La Rete29Aprile ed altre organizzazioni hanno poi proposto il ruolo unico della docenza per far sì che vecchie ed ingiustificate posizioni dominanti, basate su un forte potere di ricatto dovuto al monopolio delle decisioni, siano rimpiazzate da una “comunità di pari” (come del resto è la comunità della ricerca) in grado di recuperare quell’etica condivisa indispensabile per una Università moderna e collaborativa. Ruolo Unico che disinnescherebbe anche l’enorme bagarre “tutti contro tutti” che, complici i continui tagli, è prevedibile che si verifichi al momento delle prime progressioni, aggravando tensioni già al limite (se ne è parlato QUI eQUI).

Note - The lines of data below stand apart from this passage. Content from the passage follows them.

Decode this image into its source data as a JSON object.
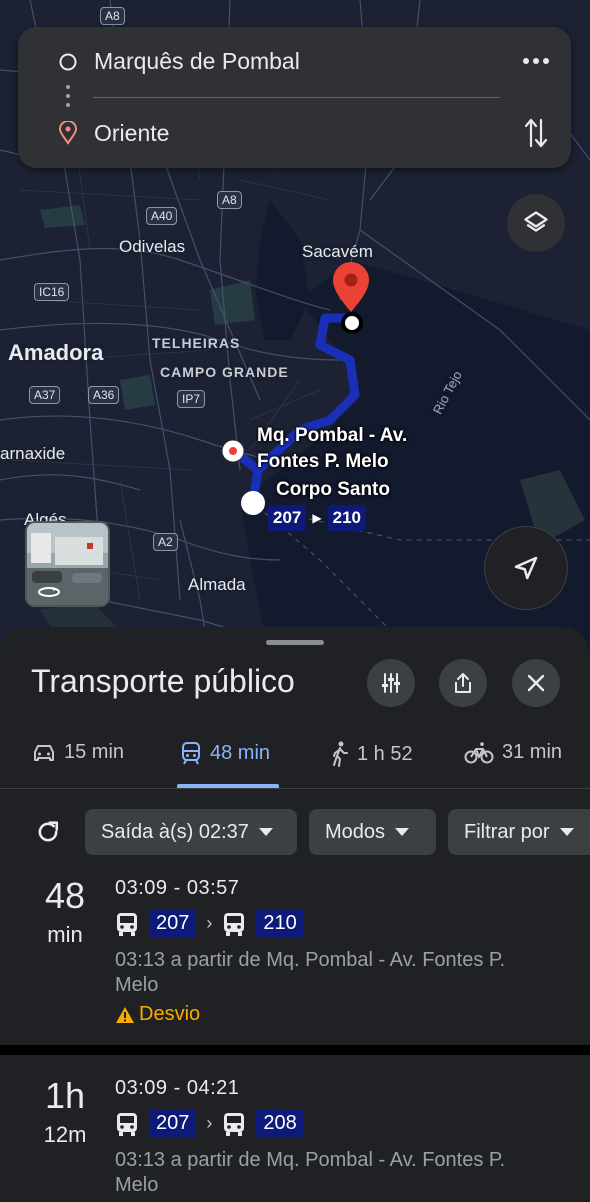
{
  "search": {
    "origin": "Marquês de Pombal",
    "destination": "Oriente"
  },
  "map": {
    "places": {
      "odivelas": "Odivelas",
      "sacavem": "Sacavém",
      "amadora": "Amadora",
      "telheiras": "TELHEIRAS",
      "campo_grande": "CAMPO GRANDE",
      "carnaxide": "arnaxide",
      "alges": "Algés",
      "almada": "Almada",
      "rio_tejo": "Rio Tejo"
    },
    "roads": {
      "a8_top": "A8",
      "a40": "A40",
      "a8": "A8",
      "ic16": "IC16",
      "a37": "A37",
      "a36": "A36",
      "ip7": "IP7",
      "a2": "A2"
    },
    "stops": {
      "start_line1": "Mq. Pombal - Av.",
      "start_line2": "Fontes P. Melo",
      "transfer": "Corpo Santo"
    },
    "route_chip": [
      "207",
      "210"
    ],
    "route_color": "#1a2fb8"
  },
  "sheet": {
    "title": "Transporte público",
    "modes": [
      {
        "icon": "car-icon",
        "label": "15 min"
      },
      {
        "icon": "train-icon",
        "label": "48 min"
      },
      {
        "icon": "walk-icon",
        "label": "1 h 52"
      },
      {
        "icon": "bike-icon",
        "label": "31 min"
      }
    ],
    "filters": {
      "departure": "Saída à(s) 02:37",
      "modes": "Modos",
      "filter": "Filtrar por"
    },
    "results": [
      {
        "dur_big": "48",
        "dur_small": "min",
        "times": "03:09 - 03:57",
        "legs": [
          "207",
          "210"
        ],
        "chevron": "›",
        "detail": "03:13 a partir de Mq. Pombal - Av. Fontes P. Melo",
        "warning": "Desvio"
      },
      {
        "dur_big": "1h",
        "dur_small": "12m",
        "times": "03:09 - 04:21",
        "legs": [
          "207",
          "208"
        ],
        "chevron": "›",
        "detail": "03:13 a partir de Mq. Pombal - Av. Fontes P. Melo"
      }
    ]
  },
  "colors": {
    "accent": "#8ab4f8",
    "bus_badge": "#0d1a7a",
    "warning": "#f9ab00",
    "pin": "#ea4335"
  }
}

Invece le parole chiave che maggioranza e governo usano sono “sottrazione della Università alla pubblica amministrazione” (una volta riusciti, lo si farà anche con la Magistratura e con le Forze Armate?), magari affidandola allo strapotere di uomini soli al comando (sindaci/presidi/rettori?), e “Jobs Act per l’Università”. E poi, a chi si applicherebbe questo “Jobs Act”? Per come funzionano gli atenei, a tutti i nuovi assunti ma anche a ogni prospettiva di progressione, perché, tecnicamente, il passaggio da “Ricercatore” a Professore Associato” (o da Associato a Ordinario) si configura come l’ingresso in un nuovo ruolo. Dunque il Jobs Act universitario varrebbe per tutti, tranne che per gli attuali Ordinari, cioè gli stessi che detengono al momento tutte le leve di comando negli Atenei. Et voilà: tutti precari di fronte al re = nessun precario nel reame?

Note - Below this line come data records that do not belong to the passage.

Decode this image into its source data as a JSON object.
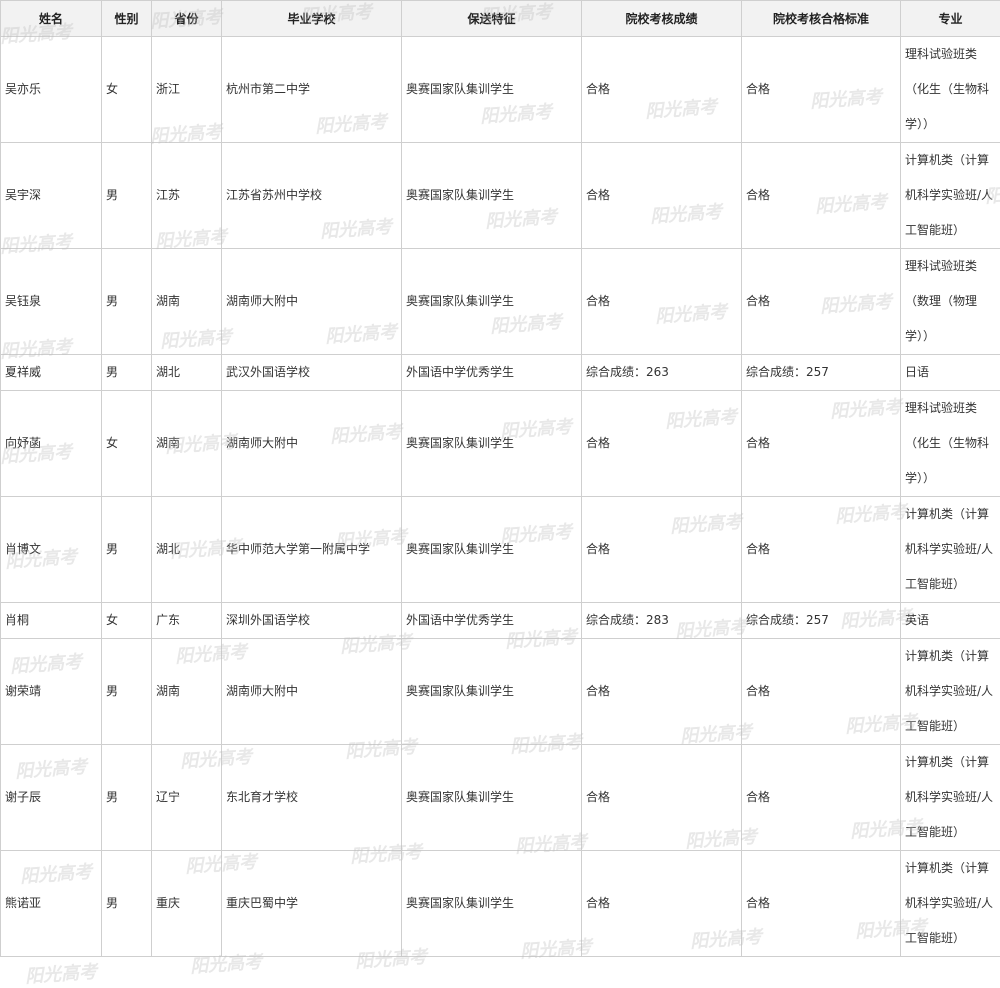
{
  "headers": [
    "姓名",
    "性别",
    "省份",
    "毕业学校",
    "保送特征",
    "院校考核成绩",
    "院校考核合格标准",
    "专业"
  ],
  "rows": [
    {
      "name": "吴亦乐",
      "gender": "女",
      "province": "浙江",
      "school": "杭州市第二中学",
      "feature": "奥赛国家队集训学生",
      "score": "合格",
      "standard": "合格",
      "major": "理科试验班类（化生（生物科学））"
    },
    {
      "name": "吴宇深",
      "gender": "男",
      "province": "江苏",
      "school": "江苏省苏州中学校",
      "feature": "奥赛国家队集训学生",
      "score": "合格",
      "standard": "合格",
      "major": "计算机类（计算机科学实验班/人工智能班）"
    },
    {
      "name": "吴钰泉",
      "gender": "男",
      "province": "湖南",
      "school": "湖南师大附中",
      "feature": "奥赛国家队集训学生",
      "score": "合格",
      "standard": "合格",
      "major": "理科试验班类（数理（物理学））"
    },
    {
      "name": "夏祥威",
      "gender": "男",
      "province": "湖北",
      "school": "武汉外国语学校",
      "feature": "外国语中学优秀学生",
      "score": "综合成绩：263",
      "standard": "综合成绩：257",
      "major": "日语"
    },
    {
      "name": "向妤菡",
      "gender": "女",
      "province": "湖南",
      "school": "湖南师大附中",
      "feature": "奥赛国家队集训学生",
      "score": "合格",
      "standard": "合格",
      "major": "理科试验班类（化生（生物科学））"
    },
    {
      "name": "肖博文",
      "gender": "男",
      "province": "湖北",
      "school": "华中师范大学第一附属中学",
      "feature": "奥赛国家队集训学生",
      "score": "合格",
      "standard": "合格",
      "major": "计算机类（计算机科学实验班/人工智能班）"
    },
    {
      "name": "肖桐",
      "gender": "女",
      "province": "广东",
      "school": "深圳外国语学校",
      "feature": "外国语中学优秀学生",
      "score": "综合成绩：283",
      "standard": "综合成绩：257",
      "major": "英语"
    },
    {
      "name": "谢荣靖",
      "gender": "男",
      "province": "湖南",
      "school": "湖南师大附中",
      "feature": "奥赛国家队集训学生",
      "score": "合格",
      "standard": "合格",
      "major": "计算机类（计算机科学实验班/人工智能班）"
    },
    {
      "name": "谢子辰",
      "gender": "男",
      "province": "辽宁",
      "school": "东北育才学校",
      "feature": "奥赛国家队集训学生",
      "score": "合格",
      "standard": "合格",
      "major": "计算机类（计算机科学实验班/人工智能班）"
    },
    {
      "name": "熊诺亚",
      "gender": "男",
      "province": "重庆",
      "school": "重庆巴蜀中学",
      "feature": "奥赛国家队集训学生",
      "score": "合格",
      "standard": "合格",
      "major": "计算机类（计算机科学实验班/人工智能班）"
    }
  ],
  "watermark": "阳光高考"
}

Essendo, pare, all’inizio di un percorso, speriamo che nell’immediato futuro sia possibile avere confronti veri, non “giornate di ascolto” che diventano inutili parate, kermesse melliflue con l’unico obiettivo di impostare una giustificazione politica per dire poi ciò che si voleva affermare fin dall’inizio. Poiché in passato ci siamo già confrontati con governi che dichiaravano di volere delle riforme “per i giovani” e “contro i baroni”, mentre facevano l’esatto opposto, facciamo notare che non abbiamo problemi a contrapporci in modo netto e radicale, come abbiamo già fatto, a quelle posizioni che tendono a considerare la precarietà come norma e puntano allo smantellamento della gran parte del sistema universitario statale in favore della privatizzazione degli atenei. Riterremmo davvero un insulto intollerabile trasmettere all’opinione pubblica, ancora una volta, slogan dal contenuto ragionevole per andare, contemporaneamente, in una direzione esattamente contraria.

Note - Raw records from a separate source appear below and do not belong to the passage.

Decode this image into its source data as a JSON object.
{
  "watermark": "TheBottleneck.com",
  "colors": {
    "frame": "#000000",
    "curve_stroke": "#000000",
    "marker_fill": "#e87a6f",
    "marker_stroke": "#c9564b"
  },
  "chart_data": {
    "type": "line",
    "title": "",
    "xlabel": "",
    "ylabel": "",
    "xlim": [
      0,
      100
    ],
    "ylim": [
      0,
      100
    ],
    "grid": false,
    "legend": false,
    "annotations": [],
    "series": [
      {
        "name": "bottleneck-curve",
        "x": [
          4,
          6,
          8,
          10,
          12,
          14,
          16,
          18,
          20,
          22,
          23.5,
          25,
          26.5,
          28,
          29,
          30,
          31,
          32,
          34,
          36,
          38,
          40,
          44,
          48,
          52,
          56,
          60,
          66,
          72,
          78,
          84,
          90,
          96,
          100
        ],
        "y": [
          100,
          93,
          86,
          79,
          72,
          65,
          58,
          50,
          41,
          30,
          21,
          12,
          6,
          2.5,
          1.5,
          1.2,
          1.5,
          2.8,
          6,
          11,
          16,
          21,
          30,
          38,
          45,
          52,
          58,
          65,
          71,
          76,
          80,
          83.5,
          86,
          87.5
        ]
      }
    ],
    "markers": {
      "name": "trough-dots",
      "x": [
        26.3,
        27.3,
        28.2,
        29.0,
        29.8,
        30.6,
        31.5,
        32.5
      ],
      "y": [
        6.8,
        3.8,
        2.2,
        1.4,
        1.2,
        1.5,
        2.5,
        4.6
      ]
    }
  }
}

La Rete29Aprile è in campo, assieme agli studenti e ai precari, con proposte efficaci per minimizzare gli aspetti nefasti della “grande riforma” imposta dal centrodestra di Berlusconi, Tremonti e Gelmini e dare spazio a ricerca e alta formazione come opportunità per una società complessa e avanzata come quella italiana. Ricerca e alta formazione che nel 2010 Gelmini depresse con la sua legge mentre tutti gli aspetti negativi e le criticità di quella riforma, che avevamo evidenziato, si sono poi puntualmente verificati. Oggi neppure il più ottuso e conservatore docente difenderebbe quella legge balorda. Adesso, quindi, la misura è colma: è inammissibile che anche il PD, che si oppose con molte ambiguità e indecisioni alla riforma del centrodestra, si presenti oggi con idee e mezze proposte che puntano nella direzione, chiara, di ulteriore ridimensionamento del sistema universitario pubblico, senza peraltro dire una parola su risorse e finanziamenti, che mancano in maniera drammatica. 

Se si vogliono “svolte”, il dibattito deve essere vero e il confronto pubblico e serio con tutte le componenti, a partire da quelle studentesche e precarie. Già da tempo viaggiamo sul ciglio del burrone, e con le “svolte” non si può scherzare né improvvisare.